4. The speech synthesis method of claim 1, wherein the step of inputting the log mel energy spectrum of the speech data to be processed into a predetermined speech synthesis model to obtain a first synthesized audio comprises:
inputting the logarithmic Mel energy spectrum of the voice data to be processed into a preset voice synthesis model, and calculating according to a preset pseudo-inverse matrix to obtain a pseudo-inverse energy spectrum of the voice data to be processed;
carrying out short-time Fourier transform processing on the pseudo-inverse energy spectrum to obtain a transform audio of the voice data to be processed;
and synthesizing the logarithmic Mel energy spectrum and the transformed audio of the voice data to be processed to obtain a first synthesized audio of the voice data to be processed.
5. The speech synthesis method of claim 1, further comprising the step of training a speech synthesis model, the step comprising:
obtaining a logarithmic mel-energy spectrum of the training data;
performing voice synthesis processing on the logarithmic Mel energy spectrum of the training data to obtain a second synthesized audio of the training data;
and training a preset model according to the preset parameters of the training data and the second synthetic audio to obtain a voice synthesis model.

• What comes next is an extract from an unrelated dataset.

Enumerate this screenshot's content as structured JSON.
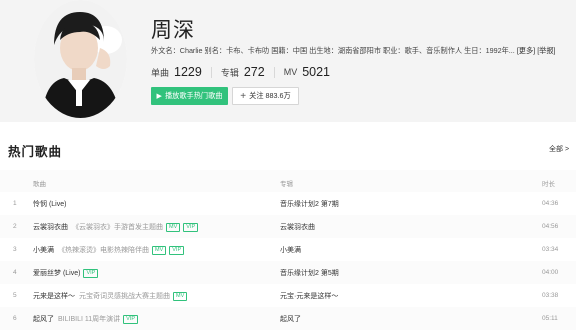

6. The speech synthesis method of claim 5, wherein the preset parameters include correlation coefficients, and the step of training a preset model according to the preset parameters of the training data and the second synthesized audio to obtain a speech synthesis model comprises:
calculating a correlation coefficient of the training data to obtain a first correlation coefficient, and calculating a correlation coefficient of the second synthetic audio to obtain a second correlation coefficient;
and calculating to obtain a first mean square error according to the first correlation coefficient and the second correlation coefficient, and training a preset model according to the first mean square error to obtain a voice synthesis model.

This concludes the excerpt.